By 10 May 2020, EncroChat messages had led to the arrests of 61 serious organised crime suspects and substantial seizures of firearms, drugs and cash.
Anderson said that though the legal issues he identified “remain far from straightforward”, it seemed to him “more likely than not that a court or tribunal which had to decide the matter would uphold the lawfulness of the warrants”.
He said it would be helpful to law enforcement in avoiding a future legal challenge if the equipment interference code were clarified to address the “problematic requirement of a single investigation or operation” and were to include examples such as the EncroChat operation.
Questions about disclosure
Defence lawyers have questioned why Anderson’s opinion was not disclosed to defence lawyers during a preparatory hearing into EncroChat last year.

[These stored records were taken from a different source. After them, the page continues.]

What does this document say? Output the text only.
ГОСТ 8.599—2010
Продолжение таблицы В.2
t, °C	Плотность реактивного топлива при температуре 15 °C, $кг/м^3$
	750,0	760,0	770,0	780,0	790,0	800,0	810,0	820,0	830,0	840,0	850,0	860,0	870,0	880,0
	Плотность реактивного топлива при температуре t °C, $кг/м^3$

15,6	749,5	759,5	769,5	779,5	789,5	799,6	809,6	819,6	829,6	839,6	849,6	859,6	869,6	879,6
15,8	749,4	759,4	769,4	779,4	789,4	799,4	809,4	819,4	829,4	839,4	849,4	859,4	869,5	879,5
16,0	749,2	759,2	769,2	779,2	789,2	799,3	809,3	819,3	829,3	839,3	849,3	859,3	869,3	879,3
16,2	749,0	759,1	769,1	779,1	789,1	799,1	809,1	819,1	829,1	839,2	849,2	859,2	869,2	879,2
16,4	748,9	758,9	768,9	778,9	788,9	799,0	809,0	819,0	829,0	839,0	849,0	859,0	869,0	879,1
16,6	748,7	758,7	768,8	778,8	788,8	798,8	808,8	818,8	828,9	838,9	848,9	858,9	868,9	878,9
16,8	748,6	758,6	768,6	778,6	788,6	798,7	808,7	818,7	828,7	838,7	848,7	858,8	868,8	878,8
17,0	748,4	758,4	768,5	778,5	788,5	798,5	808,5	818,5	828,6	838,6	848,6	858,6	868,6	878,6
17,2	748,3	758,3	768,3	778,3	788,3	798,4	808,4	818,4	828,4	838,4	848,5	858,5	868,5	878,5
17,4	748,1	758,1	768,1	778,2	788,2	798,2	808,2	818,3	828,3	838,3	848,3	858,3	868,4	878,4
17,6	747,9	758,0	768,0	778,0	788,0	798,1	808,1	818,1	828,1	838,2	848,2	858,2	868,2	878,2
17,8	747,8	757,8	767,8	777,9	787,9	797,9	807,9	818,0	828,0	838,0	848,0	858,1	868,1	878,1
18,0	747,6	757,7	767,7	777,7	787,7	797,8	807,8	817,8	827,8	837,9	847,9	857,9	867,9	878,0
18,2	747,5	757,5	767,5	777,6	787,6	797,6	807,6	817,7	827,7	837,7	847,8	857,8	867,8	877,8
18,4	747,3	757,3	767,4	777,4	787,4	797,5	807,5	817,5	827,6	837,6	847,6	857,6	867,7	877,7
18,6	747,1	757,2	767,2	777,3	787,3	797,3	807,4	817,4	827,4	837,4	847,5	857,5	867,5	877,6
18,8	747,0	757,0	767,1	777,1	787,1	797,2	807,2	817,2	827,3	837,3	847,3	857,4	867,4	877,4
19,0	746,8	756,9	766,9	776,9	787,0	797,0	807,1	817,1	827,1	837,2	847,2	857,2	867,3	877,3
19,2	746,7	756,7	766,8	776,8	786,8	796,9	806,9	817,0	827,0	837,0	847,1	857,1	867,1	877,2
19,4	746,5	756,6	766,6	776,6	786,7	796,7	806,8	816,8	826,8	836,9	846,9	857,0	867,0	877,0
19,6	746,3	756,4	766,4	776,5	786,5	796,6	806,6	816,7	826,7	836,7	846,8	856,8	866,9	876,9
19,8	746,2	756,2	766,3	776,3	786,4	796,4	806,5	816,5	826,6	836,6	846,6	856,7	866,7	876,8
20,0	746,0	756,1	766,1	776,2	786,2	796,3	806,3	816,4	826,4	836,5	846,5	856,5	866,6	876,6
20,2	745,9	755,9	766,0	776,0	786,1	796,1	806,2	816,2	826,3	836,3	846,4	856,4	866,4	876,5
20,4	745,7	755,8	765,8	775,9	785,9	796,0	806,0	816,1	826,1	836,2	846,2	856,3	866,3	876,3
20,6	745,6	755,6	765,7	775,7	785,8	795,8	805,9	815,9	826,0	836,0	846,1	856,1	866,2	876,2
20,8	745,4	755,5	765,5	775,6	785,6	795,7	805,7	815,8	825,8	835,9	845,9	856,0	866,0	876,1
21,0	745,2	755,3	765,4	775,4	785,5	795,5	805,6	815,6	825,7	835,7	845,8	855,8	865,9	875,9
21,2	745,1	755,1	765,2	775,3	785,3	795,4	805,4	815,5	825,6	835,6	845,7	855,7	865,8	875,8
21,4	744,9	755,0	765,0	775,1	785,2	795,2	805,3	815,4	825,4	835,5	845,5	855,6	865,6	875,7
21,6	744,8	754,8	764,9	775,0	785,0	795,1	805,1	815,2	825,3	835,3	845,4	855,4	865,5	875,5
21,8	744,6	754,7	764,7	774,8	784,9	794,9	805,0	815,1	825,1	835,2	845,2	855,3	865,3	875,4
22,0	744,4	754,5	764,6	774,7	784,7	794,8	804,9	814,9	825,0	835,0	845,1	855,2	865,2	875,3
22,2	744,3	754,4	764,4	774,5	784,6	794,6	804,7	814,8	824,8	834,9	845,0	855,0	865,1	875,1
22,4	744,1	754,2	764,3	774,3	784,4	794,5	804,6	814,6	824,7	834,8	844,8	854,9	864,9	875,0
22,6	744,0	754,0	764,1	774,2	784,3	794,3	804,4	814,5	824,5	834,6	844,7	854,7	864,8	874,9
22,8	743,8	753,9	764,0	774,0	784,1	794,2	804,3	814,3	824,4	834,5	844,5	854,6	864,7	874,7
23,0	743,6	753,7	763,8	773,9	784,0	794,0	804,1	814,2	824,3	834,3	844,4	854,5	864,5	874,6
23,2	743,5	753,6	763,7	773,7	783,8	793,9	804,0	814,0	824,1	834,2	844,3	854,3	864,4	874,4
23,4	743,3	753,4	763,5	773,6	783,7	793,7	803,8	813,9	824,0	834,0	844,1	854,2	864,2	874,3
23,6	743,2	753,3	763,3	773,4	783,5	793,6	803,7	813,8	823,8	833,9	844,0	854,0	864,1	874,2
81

The hearing, which decided on the legal admissibility of messages taken from EncroChat in UK law, sought to answer whether data obtained under EncroChat phones under a TEI warrant was legally admissible in UK courts.
The Court of Appeal decided, on 5 February 2020, that communications collected by French police from the encrypted phone network EncroChat using software “implants” were admissible evidence in British courts.
The decision will have significant consequences for the use of “digital phone tap” evidence, according to computer experts.
Hundreds of prosecutions are waiting on the results of a series of preparatory trials which will decide legal issues that will be binding on future cases.
The preparatory hearings have been delayed, after prosecution lawyers began conducting an extensive review of material that should be disclosed to defence lawyers in April, following questions raised by defence lawyers.
Investigators from France working in a joint investigation team (JIT) with the Netherlands infiltrated the supposedly secure EncroChat encrypted phone network in April last year, but have refused to disclose how they did it, citing French national security.
The infiltration of the network – which was used by 50,000 people globally, including 9,000 in the UK – has allowed police forces across Europe to access historical as well as “real-time” messaging between those allegedly involved in organised crime.
EncroChat’s administrators shut the network down when they became aware it had been compromised in June 2020 following a series of initial arrests.
The French Gendarmerie supplied the NCA with messages from thousands of EncroChat phone users in the UK, which were channelled to the UK through Europol.
The NCA applied for the first TEI warrant on 3 March 2020, which was authorised by Lynne Owens, the NCA’s director general and approved two days later by judicial commissioner Kenneth Parker, on behalf of surveillance regulator the Investigatory Powers Commissioner’s Office.
The NCA applied for an updated TEI on 24 March 2020 to authorise the additional collection of data about Wi-Fi hotspots that the EncroChat phones came into contact with, which was authorised by the investigatory powers commissioner, Brian Leveson.
Additional research by Sebastian Klovig Skelton.